Medium e a geração de cérebros constipados que precisam de inspiração

Eu ando ruminando um texto desses desde Dezembro, fatídico mês que os neurônios se rebelam, acusando excesso de informação armazenada. Acredito que justamente por esse motivo, escrevo esse texto 2 meses depois, com as ideias mais sedimentadas – mesmo assim, em parcelas.

No final do ano meu chefe me disse que eu estava com o cérebro constipado e aquilo me preocupou mais do que deveria. A gente precisa mesmo absorver essa bigorna diária de informação, referências, conteúdo e transformar isso numa vitamina de conhecimento e expertise?

Acredito que quem trabalha, se interessa e/ou é entusiasta de Internet precisa sim, mas é o típico vício que, se tornar maior que a gente, já não é saudável. E pra se tornar saudável, é preciso balancear o fluxo. Meu jeito de desanuviar é escrevendo.

Mesmo absorvendo uma quantidade massiva de tudo o que me chama atenção todos os dias, a impressão final que eu tenho é que, no final das contas, eu não absorvi porra nenhuma.

Foi aí que eu vi que, além de desanuviar, a gente precisa de modelos na vida pra não se constipar. Role models. Herois mesmo. Aquela pessoa-entidade que você olha, absorve o que ela fala e tem vontade de pegar aquela linha de raciocínio e colocar num quadro, de tão linda. Acredito que é um sparkle pra gente evoluir.

Sempre achei lindo quem ama o que faz, sabe o que faz e defende o que faz, de jeito simples, coerente e evolutivo. Eu sei que no meio dos processos da vida, a gente acaba se perdendo e pecando em algum desses itens.

http://the-inspiration-factory.tumblr.com/

Nessa busca non-stop pra ser multitasking e ter referências múltiplas, encontrei inspirações fantásticas. Mas percebi que uma figura, em específico, vem me despertando, ao longo do tempo, umas sinapses muito gostosinhas e de forma despretensiosa. Já te agradeço de antemão, Julia Petit.

Meu primeiro contato com foi em 2009, quando eu era um mero estagiário, que aprendia sobre Internet, e descobri que era possível divulgar conteúdo esperto e anunciar mídias em diferentes formatos e lugares.

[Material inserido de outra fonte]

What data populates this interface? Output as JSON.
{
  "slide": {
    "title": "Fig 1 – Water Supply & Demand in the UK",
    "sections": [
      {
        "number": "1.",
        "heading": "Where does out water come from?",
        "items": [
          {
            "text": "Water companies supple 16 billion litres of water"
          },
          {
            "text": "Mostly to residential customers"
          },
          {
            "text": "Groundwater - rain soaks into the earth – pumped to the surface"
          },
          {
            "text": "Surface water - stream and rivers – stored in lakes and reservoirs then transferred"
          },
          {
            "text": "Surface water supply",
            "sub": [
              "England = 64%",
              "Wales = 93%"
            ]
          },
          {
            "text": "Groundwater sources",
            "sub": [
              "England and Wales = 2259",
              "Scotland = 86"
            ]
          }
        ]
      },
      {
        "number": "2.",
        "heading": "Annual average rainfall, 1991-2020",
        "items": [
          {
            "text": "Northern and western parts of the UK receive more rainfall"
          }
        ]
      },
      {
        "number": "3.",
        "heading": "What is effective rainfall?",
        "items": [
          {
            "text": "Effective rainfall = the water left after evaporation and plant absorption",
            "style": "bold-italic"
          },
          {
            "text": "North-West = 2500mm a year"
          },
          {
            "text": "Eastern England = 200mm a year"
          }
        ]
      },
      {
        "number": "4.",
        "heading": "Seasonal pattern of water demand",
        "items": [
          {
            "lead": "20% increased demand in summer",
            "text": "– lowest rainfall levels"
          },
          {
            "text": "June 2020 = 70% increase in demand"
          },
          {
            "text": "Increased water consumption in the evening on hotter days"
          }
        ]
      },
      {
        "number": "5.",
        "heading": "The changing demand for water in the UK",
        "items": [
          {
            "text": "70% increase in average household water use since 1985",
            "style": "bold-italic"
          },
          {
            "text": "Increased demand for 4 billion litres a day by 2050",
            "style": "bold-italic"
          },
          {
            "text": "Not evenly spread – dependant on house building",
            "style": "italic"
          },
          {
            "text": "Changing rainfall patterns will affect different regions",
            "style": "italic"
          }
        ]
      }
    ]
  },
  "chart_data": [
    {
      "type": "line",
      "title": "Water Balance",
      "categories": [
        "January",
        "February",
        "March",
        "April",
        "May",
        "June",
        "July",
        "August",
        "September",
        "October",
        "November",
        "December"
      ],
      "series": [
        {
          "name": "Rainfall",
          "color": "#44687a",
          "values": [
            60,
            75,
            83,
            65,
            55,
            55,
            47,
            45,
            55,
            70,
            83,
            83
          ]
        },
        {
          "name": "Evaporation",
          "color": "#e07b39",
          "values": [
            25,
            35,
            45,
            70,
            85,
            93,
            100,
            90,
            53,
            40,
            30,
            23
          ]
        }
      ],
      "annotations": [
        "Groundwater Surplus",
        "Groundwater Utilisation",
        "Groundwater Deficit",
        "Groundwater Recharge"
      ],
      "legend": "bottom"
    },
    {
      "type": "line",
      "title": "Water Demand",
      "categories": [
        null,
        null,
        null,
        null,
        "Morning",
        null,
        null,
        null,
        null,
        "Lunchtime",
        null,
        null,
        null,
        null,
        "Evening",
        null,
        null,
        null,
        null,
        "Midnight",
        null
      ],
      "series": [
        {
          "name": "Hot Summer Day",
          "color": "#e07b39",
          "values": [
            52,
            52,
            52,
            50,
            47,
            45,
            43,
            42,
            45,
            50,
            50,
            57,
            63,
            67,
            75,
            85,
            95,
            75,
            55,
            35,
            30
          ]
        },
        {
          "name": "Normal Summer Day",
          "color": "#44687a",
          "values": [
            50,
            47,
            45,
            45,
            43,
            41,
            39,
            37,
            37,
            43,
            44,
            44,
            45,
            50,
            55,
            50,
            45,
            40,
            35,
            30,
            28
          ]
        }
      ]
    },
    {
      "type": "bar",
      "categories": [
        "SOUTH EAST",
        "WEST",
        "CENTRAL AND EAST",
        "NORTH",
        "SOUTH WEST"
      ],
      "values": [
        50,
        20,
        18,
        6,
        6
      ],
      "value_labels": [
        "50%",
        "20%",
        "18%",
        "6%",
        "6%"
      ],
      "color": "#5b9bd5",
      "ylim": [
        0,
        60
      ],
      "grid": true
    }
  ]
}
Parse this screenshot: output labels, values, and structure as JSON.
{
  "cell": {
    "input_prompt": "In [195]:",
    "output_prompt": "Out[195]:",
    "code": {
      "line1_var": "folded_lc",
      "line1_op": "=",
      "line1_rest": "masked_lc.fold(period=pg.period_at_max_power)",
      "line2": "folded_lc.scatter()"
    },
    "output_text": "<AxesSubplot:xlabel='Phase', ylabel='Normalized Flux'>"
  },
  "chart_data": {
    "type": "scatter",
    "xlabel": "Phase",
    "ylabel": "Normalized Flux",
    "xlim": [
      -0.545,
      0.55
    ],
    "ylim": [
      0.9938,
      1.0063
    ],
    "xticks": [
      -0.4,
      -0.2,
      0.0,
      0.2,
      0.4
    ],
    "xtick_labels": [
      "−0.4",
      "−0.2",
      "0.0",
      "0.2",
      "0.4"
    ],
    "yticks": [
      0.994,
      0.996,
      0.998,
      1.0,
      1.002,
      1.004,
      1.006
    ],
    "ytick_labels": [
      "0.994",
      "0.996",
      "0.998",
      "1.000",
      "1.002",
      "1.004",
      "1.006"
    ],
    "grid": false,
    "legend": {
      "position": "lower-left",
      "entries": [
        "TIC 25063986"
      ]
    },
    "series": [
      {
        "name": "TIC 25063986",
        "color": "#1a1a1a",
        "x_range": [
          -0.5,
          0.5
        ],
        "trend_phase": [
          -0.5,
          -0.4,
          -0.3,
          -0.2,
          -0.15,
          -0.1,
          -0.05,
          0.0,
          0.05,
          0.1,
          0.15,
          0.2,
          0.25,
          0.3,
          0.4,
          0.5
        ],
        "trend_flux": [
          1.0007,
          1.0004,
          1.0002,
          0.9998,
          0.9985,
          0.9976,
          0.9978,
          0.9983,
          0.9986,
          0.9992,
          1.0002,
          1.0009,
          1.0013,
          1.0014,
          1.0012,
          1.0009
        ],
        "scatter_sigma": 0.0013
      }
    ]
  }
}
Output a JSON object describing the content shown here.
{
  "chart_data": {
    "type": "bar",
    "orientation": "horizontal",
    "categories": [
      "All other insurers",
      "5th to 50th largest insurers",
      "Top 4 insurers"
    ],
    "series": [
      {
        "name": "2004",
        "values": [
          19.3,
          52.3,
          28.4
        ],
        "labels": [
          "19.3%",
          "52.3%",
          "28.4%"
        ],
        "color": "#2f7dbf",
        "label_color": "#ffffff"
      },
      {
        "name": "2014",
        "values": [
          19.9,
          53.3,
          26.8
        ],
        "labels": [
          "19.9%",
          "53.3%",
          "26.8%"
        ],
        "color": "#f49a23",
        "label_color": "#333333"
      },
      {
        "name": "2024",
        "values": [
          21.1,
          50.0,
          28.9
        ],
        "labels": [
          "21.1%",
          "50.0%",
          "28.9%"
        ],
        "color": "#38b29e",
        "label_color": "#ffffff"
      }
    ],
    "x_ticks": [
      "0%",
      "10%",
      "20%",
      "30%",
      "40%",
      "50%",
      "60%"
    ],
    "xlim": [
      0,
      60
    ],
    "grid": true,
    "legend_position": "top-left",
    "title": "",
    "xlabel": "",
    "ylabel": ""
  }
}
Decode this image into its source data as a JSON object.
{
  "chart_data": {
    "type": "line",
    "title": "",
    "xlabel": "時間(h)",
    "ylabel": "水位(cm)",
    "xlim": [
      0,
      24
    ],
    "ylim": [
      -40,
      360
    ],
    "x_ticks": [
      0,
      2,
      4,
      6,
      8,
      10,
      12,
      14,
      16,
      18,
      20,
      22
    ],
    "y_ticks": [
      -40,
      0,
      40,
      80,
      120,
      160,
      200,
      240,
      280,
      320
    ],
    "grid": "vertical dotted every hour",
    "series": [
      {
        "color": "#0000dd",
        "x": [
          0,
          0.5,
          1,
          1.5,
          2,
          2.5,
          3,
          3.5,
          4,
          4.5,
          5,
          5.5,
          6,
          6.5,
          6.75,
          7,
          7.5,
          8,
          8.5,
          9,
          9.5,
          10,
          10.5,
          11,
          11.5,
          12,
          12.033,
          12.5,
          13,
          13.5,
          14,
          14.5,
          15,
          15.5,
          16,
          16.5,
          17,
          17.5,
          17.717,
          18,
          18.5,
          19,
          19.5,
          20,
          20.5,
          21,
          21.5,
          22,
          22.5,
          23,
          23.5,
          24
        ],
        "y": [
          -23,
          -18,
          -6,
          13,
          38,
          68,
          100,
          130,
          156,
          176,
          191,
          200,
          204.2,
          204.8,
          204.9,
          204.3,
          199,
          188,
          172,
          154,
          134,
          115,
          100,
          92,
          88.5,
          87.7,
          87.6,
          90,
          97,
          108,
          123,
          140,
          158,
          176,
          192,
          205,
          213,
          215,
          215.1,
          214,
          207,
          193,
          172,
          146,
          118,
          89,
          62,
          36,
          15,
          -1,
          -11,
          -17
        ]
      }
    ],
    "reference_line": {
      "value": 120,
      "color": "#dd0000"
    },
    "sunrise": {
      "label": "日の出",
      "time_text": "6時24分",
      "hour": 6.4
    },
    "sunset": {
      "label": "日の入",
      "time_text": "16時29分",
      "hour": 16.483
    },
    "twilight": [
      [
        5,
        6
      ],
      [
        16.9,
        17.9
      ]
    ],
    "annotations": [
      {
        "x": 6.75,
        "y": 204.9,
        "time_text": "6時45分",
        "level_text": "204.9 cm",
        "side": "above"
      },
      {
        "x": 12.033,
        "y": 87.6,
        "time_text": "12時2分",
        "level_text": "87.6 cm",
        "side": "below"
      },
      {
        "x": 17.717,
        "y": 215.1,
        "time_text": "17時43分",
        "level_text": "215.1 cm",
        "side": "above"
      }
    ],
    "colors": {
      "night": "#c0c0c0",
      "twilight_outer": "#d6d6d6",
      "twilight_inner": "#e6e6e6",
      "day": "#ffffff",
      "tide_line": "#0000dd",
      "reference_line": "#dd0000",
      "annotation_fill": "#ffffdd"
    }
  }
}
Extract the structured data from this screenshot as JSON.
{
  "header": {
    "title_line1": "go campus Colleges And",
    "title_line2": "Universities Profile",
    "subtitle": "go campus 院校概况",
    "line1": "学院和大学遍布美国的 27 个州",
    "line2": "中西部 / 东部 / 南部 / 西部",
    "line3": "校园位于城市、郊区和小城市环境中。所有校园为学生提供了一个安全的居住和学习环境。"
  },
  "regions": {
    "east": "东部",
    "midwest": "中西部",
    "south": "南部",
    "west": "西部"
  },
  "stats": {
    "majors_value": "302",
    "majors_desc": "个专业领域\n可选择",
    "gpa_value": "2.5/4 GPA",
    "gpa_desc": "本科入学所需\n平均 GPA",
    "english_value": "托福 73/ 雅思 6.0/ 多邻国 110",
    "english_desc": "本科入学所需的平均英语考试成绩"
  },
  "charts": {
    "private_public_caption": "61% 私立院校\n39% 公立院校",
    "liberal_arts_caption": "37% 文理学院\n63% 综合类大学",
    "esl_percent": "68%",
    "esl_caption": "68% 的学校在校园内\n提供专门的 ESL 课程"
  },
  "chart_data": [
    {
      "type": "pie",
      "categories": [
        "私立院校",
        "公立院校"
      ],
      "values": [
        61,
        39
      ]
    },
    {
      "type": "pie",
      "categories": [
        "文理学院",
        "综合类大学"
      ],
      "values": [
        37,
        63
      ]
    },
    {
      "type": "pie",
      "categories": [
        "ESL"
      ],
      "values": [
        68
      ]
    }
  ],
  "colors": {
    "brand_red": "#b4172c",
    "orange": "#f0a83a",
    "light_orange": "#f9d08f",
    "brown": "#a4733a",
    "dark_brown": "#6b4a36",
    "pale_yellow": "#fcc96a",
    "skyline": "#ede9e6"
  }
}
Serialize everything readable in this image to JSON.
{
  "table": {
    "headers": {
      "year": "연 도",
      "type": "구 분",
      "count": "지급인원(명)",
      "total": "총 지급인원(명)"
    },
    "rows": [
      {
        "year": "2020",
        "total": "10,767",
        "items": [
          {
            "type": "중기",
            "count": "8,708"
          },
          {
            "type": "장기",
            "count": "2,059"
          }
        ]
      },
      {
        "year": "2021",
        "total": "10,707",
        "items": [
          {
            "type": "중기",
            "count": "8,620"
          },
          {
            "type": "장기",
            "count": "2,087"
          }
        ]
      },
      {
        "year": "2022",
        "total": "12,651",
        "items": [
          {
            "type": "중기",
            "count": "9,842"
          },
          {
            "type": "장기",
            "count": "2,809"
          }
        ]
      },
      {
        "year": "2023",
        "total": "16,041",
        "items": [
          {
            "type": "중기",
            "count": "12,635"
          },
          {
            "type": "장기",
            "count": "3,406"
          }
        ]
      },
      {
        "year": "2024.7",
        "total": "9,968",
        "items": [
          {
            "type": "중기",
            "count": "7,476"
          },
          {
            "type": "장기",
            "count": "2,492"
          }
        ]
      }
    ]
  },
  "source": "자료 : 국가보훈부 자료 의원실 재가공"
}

O tempo foi passando e eu fui observando cada vez mais a diversidade de conteúdos atuais e frescos sobre pautas que mais pareciam um espelho de tudo o que me interessa. É aquele sentimento de identificação ao ver um hobby que eu, você e todo heavy user de Internet tem, ser explorado como uma cultura de negócio e ser levado tão a sério por cada profissional que trabalha no Petiscos.

Como se não bastasse ter um canal no YouTube de 6 anos de idade sobre tutoriais de maquiagem e cabelo, o Petiscos TV, Julia Petit resolveu traduzir mais conteúdos em vídeo, com o Petit Comitê. Seja ela sozinha respondendo perguntas randômicas ou com convidados discorrendo sobre diversos temas, o canal é um varal multidisciplinar e orgânico. Ciência, tecnologia, cultura pop, filmes, música, política e uma extensão de opiniões que me fez sentir um emoji de corações nos olhos. Em um dos vídeos ela cita meu nome e eu tive um mini derrame imaginário, mas está tudo bem.

Pra mim, Thiago Loreto, 26 anos, Sagitariano, produtor de conteúdo-planejamento-social media, ter acesso ao trampo da Julia Petit e ver o desdobramento de um canal em tantos conteúdos e opiniões incríveis durante o tempo, é uma experiência completamente Leonardo-Di-Caprio-ganhando-Oscar. É celebrativo, inspirador, tem aquela sensação de novidade, de manhã de Natal, de comprar tênis novo, de descoberta.

Eu acredito que com modelos e inspirações, a gente consegue fazer as engrenagens da evolução rodarem. A gente consegue vislumbrar o famoso é-assim-que-eu-quero-ser-quando-crescer (e por que não agora?). E que a gente consegue transbordar e ser mais a cada dia, todo dia.

Obrigado referências, inspirações, role models. E obrigado Medium, por me dar uma folha em branco pra desanuviar.